Form: S-3

Registration statement for specified transactions by certain issuers

November 14, 2023

 

Exhibit 5.2

 

November 14, 2023

 

Rezolute, Inc.

275 Shoreline Drive, Suite 500

Redwood City, CA 94065

 

Re:      Registration Statement on Form S-3

 

Ladies and Gentlemen:

 

We have acted as counsel to Rezolute, Inc., a Nevada corporation (the “Company”), in connection with the filing by the Company with the United States Securities and Exchange Commission (the “Commission”) of a Prospectus (the “Prospectus”) included in the Registration Statement on Form S-3 (the “Registration Statement”) filed by the Company with the Commission under the Securities Act of 1933, as amended (the “Securities Act”), relating to the offer and sale by the Company of up to $17,500,000 of shares of common stock, par value $0.001 per share, of the Company (the “Common Shares”). The Common Shares will be sold pursuant to the Open Market Sale Agreement, dated November 14, 2023 by and between the Company and Jefferies LLC (the “Sales Agreement”).

 

We have examined such documents and have reviewed such questions of law as we have considered necessary or appropriate for the purposes of our opinions set forth below. In rendering our opinions set forth below, we have assumed the authenticity of all documents submitted to us as originals, the genuineness of all signatures and the conformity to authentic originals of all documents submitted to us as copies. We have also assumed the legal capacity for all purposes relevant hereto of all natural persons and, with respect to all parties to agreements or instruments relevant hereto other than the Company, that such parties had the requisite power and authority (corporate or otherwise) to execute, deliver and perform such agreements and instruments, that such agreements and instruments have been duly authorized by all requisite action (corporate or otherwise), executed and delivered by such parties and that such agreements and instruments are the valid, binding and enforceable obligations of such parties.

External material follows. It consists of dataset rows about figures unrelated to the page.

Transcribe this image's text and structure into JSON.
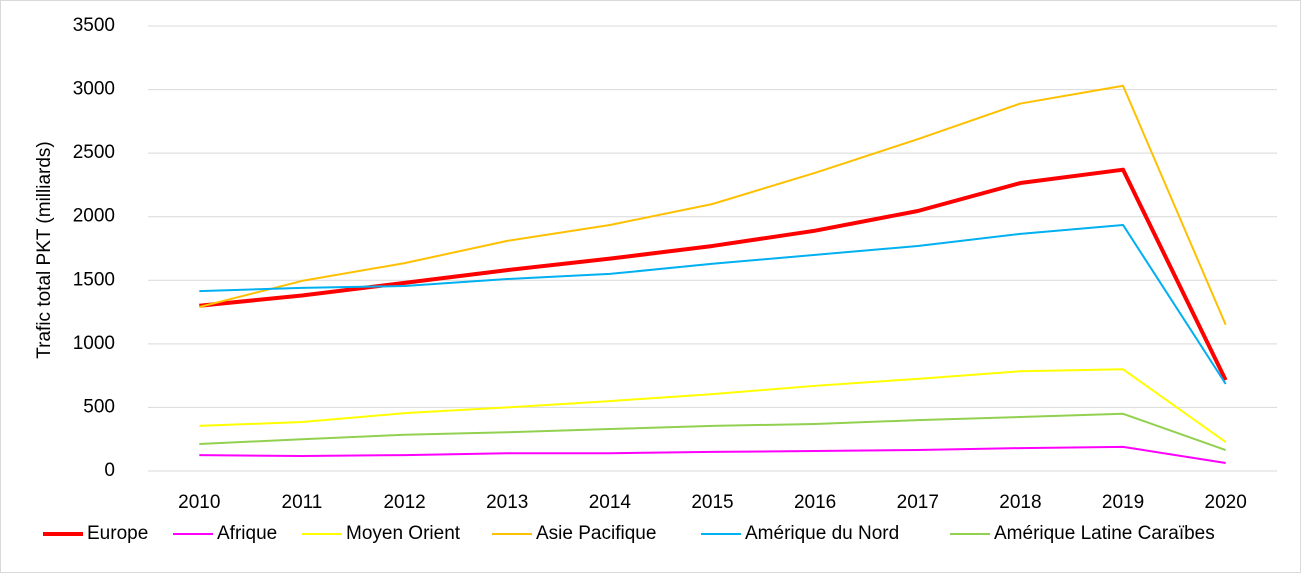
{
  "chart_data": {
    "type": "line",
    "y_label": "Trafic total PKT (milliards)",
    "categories": [
      "2010",
      "2011",
      "2012",
      "2013",
      "2014",
      "2015",
      "2016",
      "2017",
      "2018",
      "2019",
      "2020"
    ],
    "ylim": [
      0,
      3500
    ],
    "yticks": [
      0,
      500,
      1000,
      1500,
      2000,
      2500,
      3000,
      3500
    ],
    "grid": true,
    "legend": "bottom",
    "series": [
      {
        "name": "Europe",
        "color": "#ff0000",
        "values": [
          1300,
          1380,
          1480,
          1580,
          1670,
          1770,
          1890,
          2045,
          2265,
          2370,
          715
        ]
      },
      {
        "name": "Afrique",
        "color": "#ff00ff",
        "values": [
          125,
          118,
          125,
          140,
          140,
          150,
          157,
          165,
          180,
          190,
          63
        ]
      },
      {
        "name": "Moyen Orient",
        "color": "#ffff00",
        "values": [
          355,
          385,
          455,
          500,
          550,
          605,
          670,
          725,
          785,
          800,
          228
        ]
      },
      {
        "name": "Asie Pacifique",
        "color": "#ffc000",
        "values": [
          1290,
          1495,
          1635,
          1810,
          1935,
          2100,
          2345,
          2610,
          2890,
          3030,
          1150
        ]
      },
      {
        "name": "Amérique du Nord",
        "color": "#00b0f0",
        "values": [
          1415,
          1440,
          1455,
          1510,
          1550,
          1630,
          1700,
          1770,
          1865,
          1935,
          685
        ]
      },
      {
        "name": "Amérique Latine Caraïbes",
        "color": "#92d050",
        "values": [
          212,
          250,
          285,
          305,
          330,
          355,
          370,
          400,
          425,
          450,
          165
        ]
      }
    ]
  }
}
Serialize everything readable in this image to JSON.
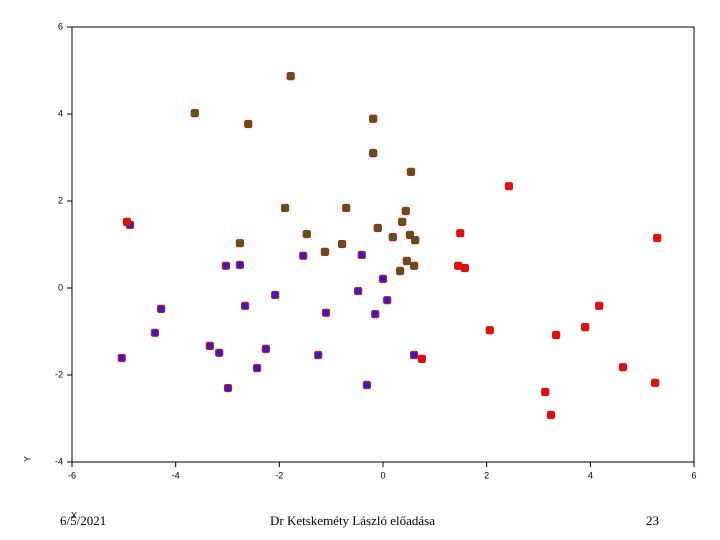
{
  "chart_data": {
    "type": "scatter",
    "x_label": "X",
    "y_label": "Y",
    "xlim": [
      -6,
      6
    ],
    "xticks": [
      -6,
      -4,
      -2,
      0,
      2,
      4,
      6
    ],
    "ylim": [
      -4,
      6
    ],
    "yticks": [
      -4,
      -2,
      0,
      2,
      4,
      6
    ],
    "grid": false,
    "marker_edge": "#e01010",
    "series": [
      {
        "color": "#2f6a1c",
        "x": [
          -1.78,
          -3.63,
          -2.6,
          -0.19,
          -0.19,
          0.54,
          -1.89,
          -0.71,
          -1.47,
          -2.76,
          -1.12,
          -0.79,
          -0.1,
          0.19,
          0.37,
          0.44,
          0.52,
          0.62,
          0.33,
          0.46,
          0.6
        ],
        "values": [
          4.87,
          4.02,
          3.77,
          3.89,
          3.1,
          2.67,
          1.84,
          1.84,
          1.24,
          1.03,
          0.83,
          1.01,
          1.38,
          1.17,
          1.52,
          1.77,
          1.22,
          1.1,
          0.39,
          0.62,
          0.51
        ]
      },
      {
        "color": "#2a1fd0",
        "x": [
          -4.88,
          -3.03,
          -2.76,
          -4.28,
          -2.66,
          -2.08,
          -1.54,
          -0.41,
          -1.1,
          -0.48,
          0.0,
          0.08,
          -0.15,
          -4.4,
          -3.34,
          -3.16,
          -2.26,
          -2.43,
          -1.25,
          -2.99,
          -0.31,
          0.6,
          -5.04
        ],
        "values": [
          1.45,
          0.51,
          0.53,
          -0.48,
          -0.41,
          -0.16,
          0.74,
          0.76,
          -0.57,
          -0.07,
          0.21,
          -0.28,
          -0.6,
          -1.03,
          -1.33,
          -1.49,
          -1.4,
          -1.84,
          -1.54,
          -2.3,
          -2.23,
          -1.54,
          -1.61
        ]
      },
      {
        "color": "#e01010",
        "x": [
          0.75,
          1.49,
          1.45,
          1.58,
          2.43,
          2.06,
          5.29,
          4.17,
          3.9,
          3.34,
          4.63,
          5.25,
          3.13,
          3.24,
          -4.94
        ],
        "values": [
          -1.63,
          1.26,
          0.51,
          0.46,
          2.34,
          -0.97,
          1.15,
          -0.41,
          -0.9,
          -1.08,
          -1.82,
          -2.18,
          -2.39,
          -2.92,
          1.52
        ]
      }
    ]
  },
  "footer": {
    "date": "6/5/2021",
    "author": "Dr Ketskeméty László előadása",
    "page": "23"
  }
}
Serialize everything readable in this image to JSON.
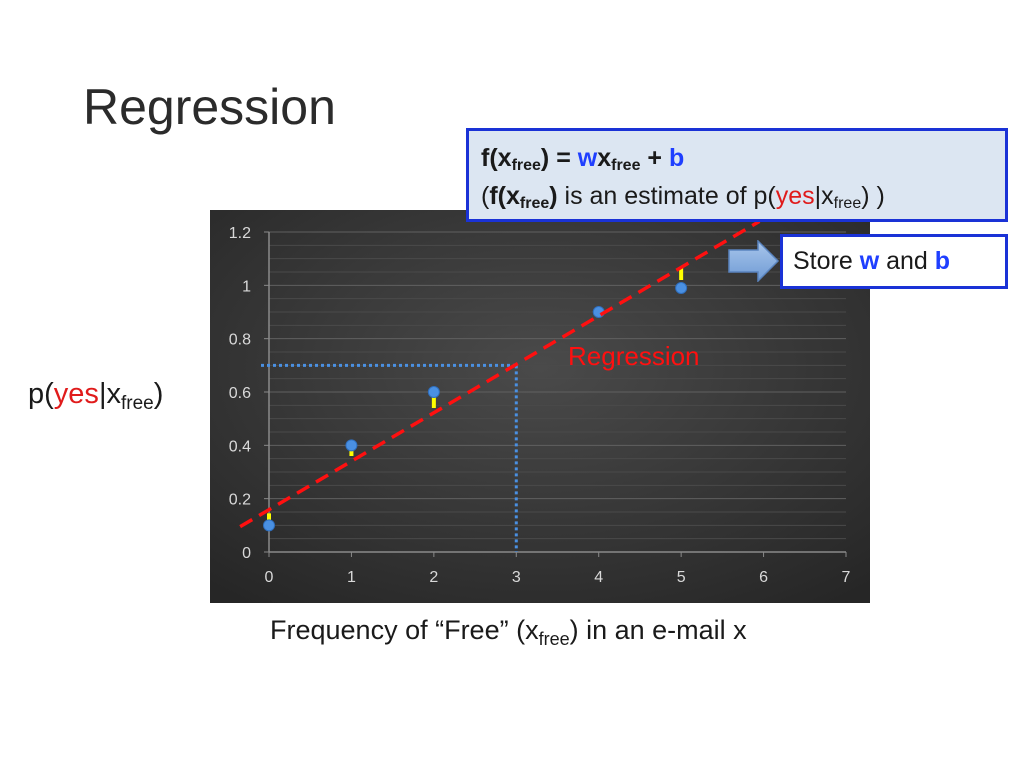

As to questions of fact material to our opinions, we have relied upon certificates or comparable documents of officers and other representatives of the Company and of public officials.

 

Based on the foregoing, we are of the opinion that the Common Shares, when issued and delivered against payment of the consideration therefor specified in the Sales Agreement, will be validly issued, fully paid and non-assessable.

 

Our opinions expressed above are limited to Chapter 78 of the Nevada Revised Statutes and the federal laws of the United States of America.

 

 

 

 

 

Rezolute, Inc.

November 14, 2023

Page 2

 

We hereby consent to the filing of this opinion as an exhibit to the Registration Statement, and to the reference to our firm under the heading “Legal Matters” in the Prospectus. In giving this consent, we do not admit that we are within the category of persons whose consent is required under Section 7 of the Securities Act or the rules and regulations of the Commission thereunder.